L'attribution de bourses du Conseil européen de la recherche, d'un montant total de 728 millions d'euros, fait partie de ces nouvelles. Et le fait que deux de ces projets soient développés au Portugal mérite d'être souligné.

Le Conseil européen de la recherche a sélectionné 349 chercheurs en milieu de carrière pour ses prestigieuses bourses de consolidation. Il s'agit de l'un des programmes les plus compétitifs d'Europe, qui finance les sciences d'avant-garde et reconnaît les chercheurs ayant fait leurs preuves et présentant un grand potentiel. Parmi ces projets, deux auront le Portugal pour port d'attache. Ce n'est pas un hasard.

L'un des projets sera développé à l'Instituto Superior Técnico, sous la direction de Ricardo Araújo, qui a reçu deux millions d'euros pour étudier l'origine évolutive de l'endothermie. Le sujet peut sembler éloigné de la vie quotidienne, mais il s'agit ici de science fondamentale, celle qui permet de comprendre l'évolution de la vie et qui, à long terme, influence des domaines aussi divers que la biologie, la médecine ou la technologie.

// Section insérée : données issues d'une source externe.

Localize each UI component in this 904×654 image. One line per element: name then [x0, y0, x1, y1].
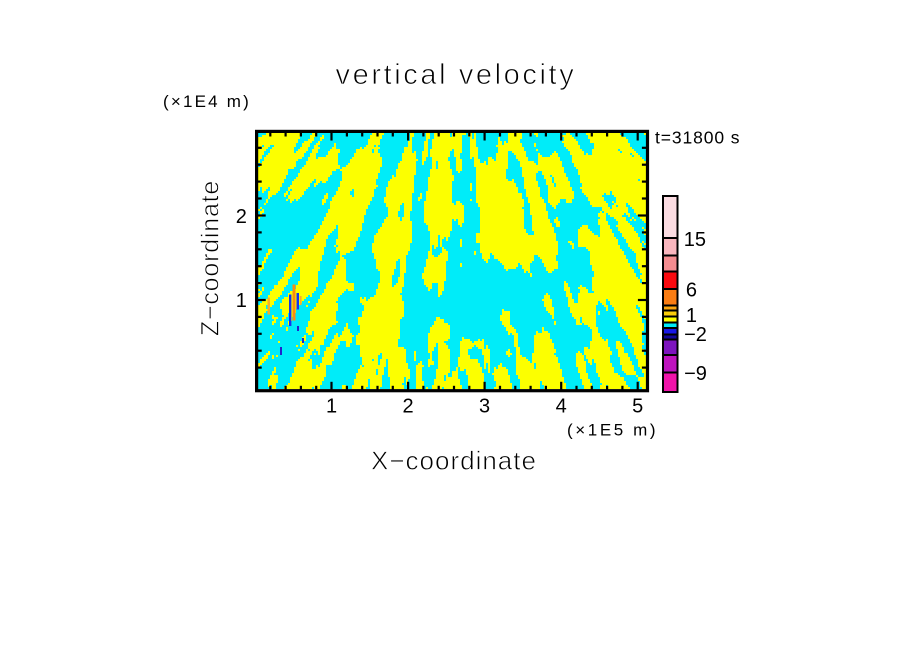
svg-text:Z−coordinate: Z−coordinate — [197, 180, 225, 336]
svg-text:1: 1 — [236, 290, 247, 312]
svg-text:X−coordinate: X−coordinate — [371, 446, 537, 476]
svg-text:3: 3 — [479, 396, 490, 418]
svg-text:vertical velocity: vertical velocity — [336, 59, 577, 91]
svg-text:t=31800 s: t=31800 s — [655, 128, 740, 148]
svg-text:(×1E4 m): (×1E4 m) — [163, 92, 251, 111]
svg-text:2: 2 — [236, 206, 247, 228]
svg-text:6: 6 — [686, 280, 697, 302]
svg-text:−2: −2 — [684, 324, 707, 346]
svg-text:5: 5 — [632, 396, 643, 418]
svg-text:15: 15 — [684, 229, 706, 251]
svg-text:2: 2 — [402, 396, 413, 418]
svg-text:(×1E5 m): (×1E5 m) — [567, 420, 658, 439]
svg-text:4: 4 — [556, 396, 567, 418]
svg-text:1: 1 — [326, 396, 337, 418]
svg-text:1: 1 — [686, 305, 697, 327]
svg-text:−9: −9 — [684, 363, 707, 385]
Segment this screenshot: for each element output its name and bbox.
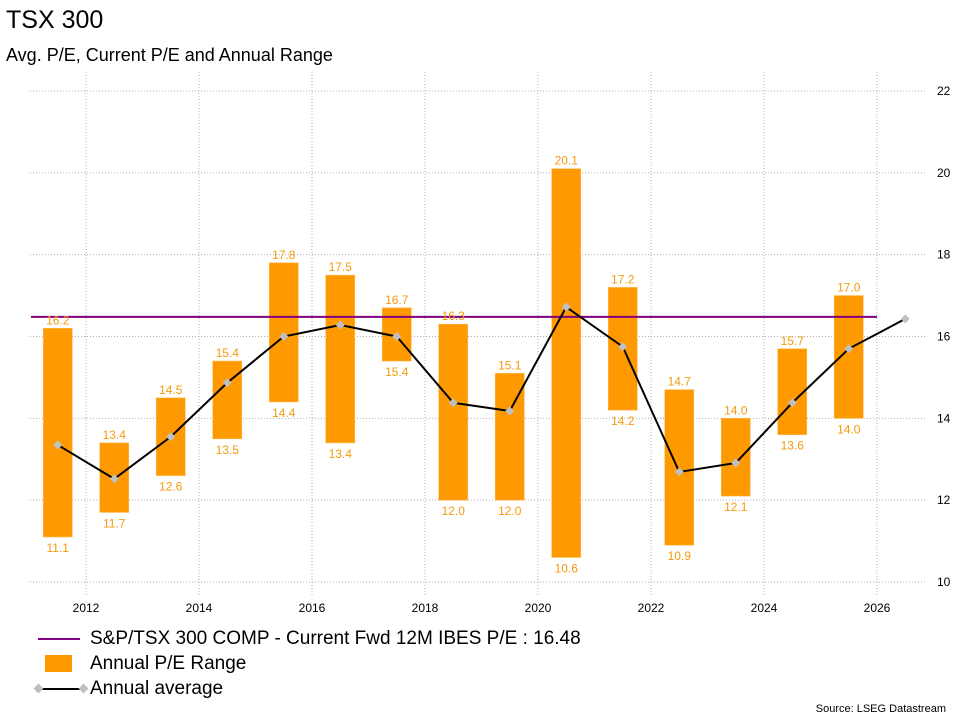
y-tick-label: 12	[937, 493, 951, 507]
y-tick-label: 20	[937, 166, 951, 180]
legend-item-range: Annual P/E Range	[28, 651, 581, 676]
bar-low-label: 11.7	[103, 516, 126, 530]
legend-line-marker-swatch	[28, 676, 90, 701]
bar-high-label: 15.1	[498, 358, 522, 372]
average-marker	[674, 467, 684, 477]
bar-low-label: 12.6	[159, 480, 183, 494]
legend-item-average: Annual average	[28, 676, 581, 701]
range-bar	[720, 418, 751, 497]
range-bar	[325, 274, 356, 444]
bar-high-label: 13.4	[103, 428, 127, 442]
chart-title: TSX 300	[6, 6, 104, 34]
average-marker	[222, 378, 232, 388]
bar-low-label: 14.2	[611, 414, 635, 428]
x-tick-label: 2020	[525, 601, 552, 615]
bar-low-label: 13.5	[216, 443, 240, 457]
range-bar	[551, 168, 582, 558]
average-marker	[109, 474, 119, 484]
bar-low-label: 10.6	[555, 561, 579, 575]
bar-high-label: 17.2	[611, 272, 635, 286]
average-marker	[53, 440, 63, 450]
y-axis-ticks: 10 12 14 16 18 20 22	[937, 84, 951, 589]
range-bar	[212, 360, 243, 440]
bar-high-label: 15.4	[216, 346, 240, 360]
y-tick-label: 14	[937, 411, 951, 425]
legend-label: Annual average	[90, 678, 224, 699]
source-note: Source: LSEG Datastream	[815, 703, 946, 715]
average-marker	[731, 458, 741, 468]
range-bar	[777, 348, 808, 435]
bar-high-label: 17.0	[837, 281, 861, 295]
bar-high-label: 14.5	[159, 383, 183, 397]
average-marker	[618, 342, 628, 352]
y-tick-label: 22	[937, 84, 951, 98]
range-bar	[664, 389, 695, 546]
y-tick-label: 10	[937, 575, 951, 589]
average-marker	[279, 332, 289, 341]
x-tick-label: 2016	[299, 601, 326, 615]
bar-low-label: 11.1	[47, 541, 70, 555]
bar-low-label: 15.4	[385, 365, 409, 379]
bar-low-label: 14.4	[272, 406, 296, 420]
range-bar	[438, 323, 469, 501]
x-tick-label: 2022	[638, 601, 665, 615]
x-tick-label: 2014	[186, 601, 213, 615]
bar-high-label: 14.0	[724, 403, 748, 417]
range-bar	[42, 328, 73, 538]
average-marker	[166, 432, 176, 442]
bar-high-label: 16.2	[46, 313, 70, 327]
legend-box-swatch	[28, 651, 90, 676]
x-tick-label: 2012	[73, 601, 100, 615]
bar-low-label: 10.9	[668, 549, 692, 563]
bar-high-label: 15.7	[781, 334, 805, 348]
bar-high-label: 17.8	[272, 248, 296, 262]
bar-high-label: 16.3	[442, 309, 466, 323]
average-marker	[844, 344, 854, 354]
bar-low-label: 13.4	[329, 447, 353, 461]
bar-high-label: 14.7	[668, 375, 692, 389]
bar-low-label: 13.6	[781, 439, 805, 453]
average-marker	[505, 406, 515, 416]
bar-high-label: 20.1	[555, 154, 579, 168]
average-marker	[787, 398, 797, 408]
legend-label: S&P/TSX 300 COMP - Current Fwd 12M IBES …	[90, 628, 581, 649]
bar-high-label: 16.7	[385, 293, 409, 307]
x-axis-ticks: 2012 2014 2016 2018 2020 2022 2024 2026	[73, 601, 891, 615]
average-marker	[335, 320, 345, 330]
x-tick-label: 2026	[864, 601, 891, 615]
bar-low-label: 12.0	[498, 504, 522, 518]
legend-line-swatch	[28, 626, 90, 651]
x-tick-label: 2024	[751, 601, 778, 615]
legend-item-current-pe: S&P/TSX 300 COMP - Current Fwd 12M IBES …	[28, 626, 581, 651]
bar-labels: 16.2 11.1 13.4 11.7 14.5 12.6 15.4 13.5 17.8 14.4…	[46, 154, 861, 576]
legend: S&P/TSX 300 COMP - Current Fwd 12M IBES …	[28, 626, 581, 701]
bar-low-label: 12.0	[442, 504, 466, 518]
annual-average-series	[53, 302, 910, 484]
average-line	[57, 305, 906, 481]
bar-high-label: 17.5	[329, 260, 353, 274]
average-marker	[900, 314, 910, 324]
range-bar	[833, 295, 864, 419]
chart-subtitle: Avg. P/E, Current P/E and Annual Range	[6, 45, 333, 65]
y-tick-label: 18	[937, 248, 951, 262]
bar-low-label: 14.0	[837, 422, 861, 436]
grid-lines	[30, 72, 925, 596]
average-marker	[561, 302, 571, 312]
average-marker	[448, 398, 458, 408]
x-tick-label: 2018	[412, 601, 439, 615]
bar-low-label: 12.1	[724, 500, 748, 514]
y-tick-label: 16	[937, 330, 951, 344]
average-marker	[392, 332, 402, 341]
legend-label: Annual P/E Range	[90, 653, 247, 674]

Le deuxième projet sera développé à la Fondation Champalimaud, à Lisbonne. Juan Álvaro Gallego, qui a posé sa candidature alors qu'il était à l'Imperial College de Londres, a choisi le Portugal pour développer ses recherches en neurosciences. Son projet, financé à hauteur de 2,1 millions d'euros, vise à comprendre les mécanismes du cerveau associés à l'apprentissage et à l'exécution de mouvements spécialisés. Il s'agit de connaissances ayant un impact direct sur des domaines tels que la rééducation, les maladies neurologiques ou encore la robotique.

Pour moi, ce choix en dit long sur le moment que vit le Portugal. Pendant des années, nous avons parlé de la nécessité d'attirer les talents, de créer des conditions propices à l'excellence de la recherche et d'empêcher nos meilleurs cerveaux de toujours se tourner vers l'étranger. Aujourd'hui, nous commençons à observer le mouvement inverse. Les meilleurs chercheurs choisissent le Portugal pour développer une science de pointe, financée par les institutions les plus exigeantes d'Europe.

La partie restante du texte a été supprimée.